Они пришли в развалины. Пупа блатновато прищурился и сунул руку в карман клешей — всем было известно, что у Пупы там свинчатка. А Колька вдруг улыбнулся щербатым от предыдущих сражений ртом. И в его улыбке было такое презрительное бесстрашие, что Пупа растерялся и не вынул руку со свинчаткой. А когда Колька шагнул к нему, по-боксерски прикрыв подбородок левым плечом и продолжая улыбаться, Пупа сплюнул ему под ноги и… стал карабкаться по битому кирпичу, хватаясь за покореженные взрывом двутавровые балки перекрытий и уныло матерясь.
Тогда Колька впервые узнал уважительное признание окружающих.
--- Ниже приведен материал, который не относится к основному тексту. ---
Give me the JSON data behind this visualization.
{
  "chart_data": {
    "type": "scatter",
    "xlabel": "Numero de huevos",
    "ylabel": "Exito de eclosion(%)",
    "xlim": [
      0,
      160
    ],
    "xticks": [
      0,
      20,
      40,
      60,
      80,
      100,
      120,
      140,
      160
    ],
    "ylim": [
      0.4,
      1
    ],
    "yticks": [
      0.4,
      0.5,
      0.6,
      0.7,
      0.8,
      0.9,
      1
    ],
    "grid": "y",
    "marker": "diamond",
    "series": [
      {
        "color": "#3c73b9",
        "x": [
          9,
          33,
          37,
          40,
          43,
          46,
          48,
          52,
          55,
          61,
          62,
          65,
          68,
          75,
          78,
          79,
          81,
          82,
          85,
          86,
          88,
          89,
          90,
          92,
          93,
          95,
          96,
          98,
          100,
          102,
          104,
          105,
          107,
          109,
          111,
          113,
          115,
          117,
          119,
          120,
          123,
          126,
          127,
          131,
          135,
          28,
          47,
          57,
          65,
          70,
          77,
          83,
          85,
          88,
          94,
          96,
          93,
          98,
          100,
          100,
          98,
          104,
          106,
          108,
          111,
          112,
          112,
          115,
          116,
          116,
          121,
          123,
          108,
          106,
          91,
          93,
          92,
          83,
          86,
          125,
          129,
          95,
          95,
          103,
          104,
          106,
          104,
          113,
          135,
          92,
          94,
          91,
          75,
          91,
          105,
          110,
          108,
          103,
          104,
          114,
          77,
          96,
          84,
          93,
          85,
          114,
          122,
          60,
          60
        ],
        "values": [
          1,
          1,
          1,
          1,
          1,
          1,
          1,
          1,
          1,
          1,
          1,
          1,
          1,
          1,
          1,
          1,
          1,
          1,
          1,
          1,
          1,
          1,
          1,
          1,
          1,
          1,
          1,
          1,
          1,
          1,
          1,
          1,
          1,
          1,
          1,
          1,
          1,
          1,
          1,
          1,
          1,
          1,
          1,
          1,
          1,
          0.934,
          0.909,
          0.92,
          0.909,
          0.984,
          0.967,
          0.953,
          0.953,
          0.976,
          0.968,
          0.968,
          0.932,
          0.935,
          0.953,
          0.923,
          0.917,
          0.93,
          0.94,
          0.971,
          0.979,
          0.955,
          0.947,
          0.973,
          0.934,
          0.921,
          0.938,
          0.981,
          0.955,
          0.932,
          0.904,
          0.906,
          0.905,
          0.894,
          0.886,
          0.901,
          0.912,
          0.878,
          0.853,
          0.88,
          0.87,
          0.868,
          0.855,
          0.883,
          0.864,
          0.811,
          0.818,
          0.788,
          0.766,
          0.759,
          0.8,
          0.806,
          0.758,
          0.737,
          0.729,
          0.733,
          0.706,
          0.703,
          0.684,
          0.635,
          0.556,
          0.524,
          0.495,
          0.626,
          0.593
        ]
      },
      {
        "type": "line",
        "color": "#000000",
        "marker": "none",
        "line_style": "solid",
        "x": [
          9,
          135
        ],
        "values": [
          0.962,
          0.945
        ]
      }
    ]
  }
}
В эти дни ощутил в себе силу и теперь знал, что дорого это стоит, порой даже дороже бесценных материнских слез…
Снег повалил гуще. «Партизан» шел по кромке огромного, до горизонта, ледяного поля. Откуда-то сверху, как драный занавес, стали опускаться клочья тумана. «Партизан» тоскливо заревел.
Романцев работал на рации в маленьком закутке возле пассажирского салона. Вслушивался в наушники, записывал на листке.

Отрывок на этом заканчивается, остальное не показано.